“Chi non legge, a 70 anni avrà vissuto una sola vita: la propria. Chi legge avrà vissuto 5000 anni: c’era quando Caino uccise Abele, quando Renzo sposò Lucia, quando Leopardi ammirava l’infinito… perché la lettura è una immortalità all’indietro”. È così che un grande scrittore come Umberto Eco descriveva, in maniera magistrale, gli effetti della lettura. Adesso però anche la scienza ha qualcosa da dire: esplorando la vita interiore dei personaggi, infatti, i lettori possono formarsi idee su emozioni, motivazioni e pensieri altrui nella vita reale. La lettura, insomma, stimolerebbe fortemente la nostra empatia. È la conclusione a cui è giunto Keith Oatley, scrittore e psicologo della University of Toronto, in un’analisi pubblicata sulla rivista Trends in Cognitive Sciences.
Che ci fosse uno stretto legame tra finzione narrativa ed empatia non è un’idea nuova per la psicologia, ma finora le prove erano in gran parte aneddotiche. La situazione è cambiata grazie alla possibilità di utilizzare le moderne tecniche di imaging cerebrale che hanno consentito di indagare più a fondo gli effetti della letteratura sul nostro cervello.

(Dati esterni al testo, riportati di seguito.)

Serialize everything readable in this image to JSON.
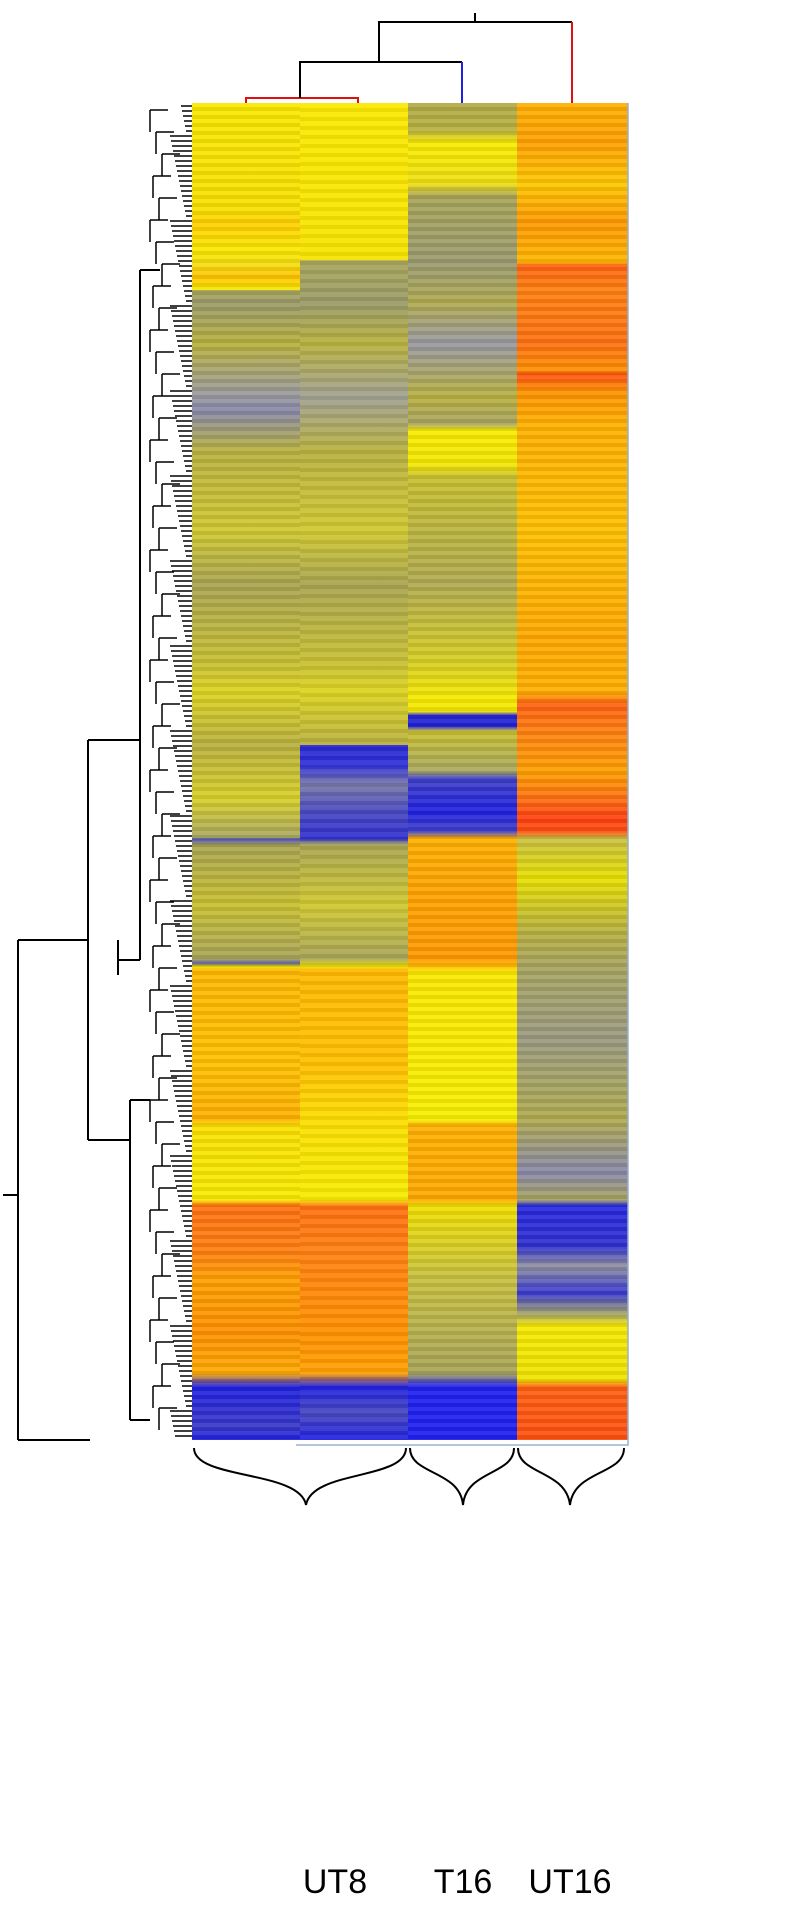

Per fare un esempio, Oatley cita un recente studio in cui ad alcune persone sottoposte a risonanza magnetica funzionale è stato chiesto di immaginare degli oggetti descritti con brevi frasi, come “un tappeto blu scuro” o “una matita a strisce arancioni”. Sono bastate poche frasi di questo genere ad attivare al massimo l’ippocampo, una regione del cervello associata con l’apprendimento e la memoria. “Questo – afferma lo psicologo – sottolinea quanto sia potente la mente dei lettori. Gli scrittori non hanno bisogno di descrivere gli scenari in modo esaustivo per stimolare l’immaginazione di chi legge: hanno bisogno solo di suggerire una scena”.
Risultati del genere, sostiene Oatley, suggeriscono che la finzione narrativa, specie quella letteraria, possa stimolare una sorta di mondo sociale, promuovendo lo sviluppo di maggiore comprensione ed empatia nel lettore. Per misurare questa risposta empatica, un gruppo di ricerca guidato dallo stesso psicologo di Toronto ha fatto ricorso al test “Mind of the Eyes”, in cui ai partecipanti vengono mostrate 36 fotografie ritraenti solo gli occhi di una persona, e poi viene chiesto di scegliere tra quattro termini per descrivere ciò che quella persona stava pensando o sentendo. Lo studio ha appurato che ai partecipanti a cui era stata precedentemente assegnata la lettura di testi narrativi, corrispondevano punteggi significativamente più alti di quelli che avevano letto solo testi non narrativi. La lettura di storie e racconti, insomma, aveva aumentato la loro capacità di riconoscere le emozioni degli altri.
Si tratta, conclude lo psicologo canadese, di un nuovo campo della psicologia, un approccio che ha ancora molta strada da compiere, ma solleva già diverse domande. Anche molto importanti: qual è, ad esempio il ruolo della narrazione nell’evoluzione umana? “Quasi tutte le culture umane creano storie che, finora, sono state definite in modo piuttosto sprezzante come ‘intrattenimento’”, osserva Oatley. “Io penso che ci sia qualcosa di più importante dietro”. Secondo lo psicologo ciò che ci contraddistingue come esseri umani è la nostra capacità di stringere accordi sociali con altre persone, che non sono pre-programmati dall’istinto. “La finzione narrativa può aumentare la nostra esperienza sociale, aiutandoci a comprenderla”.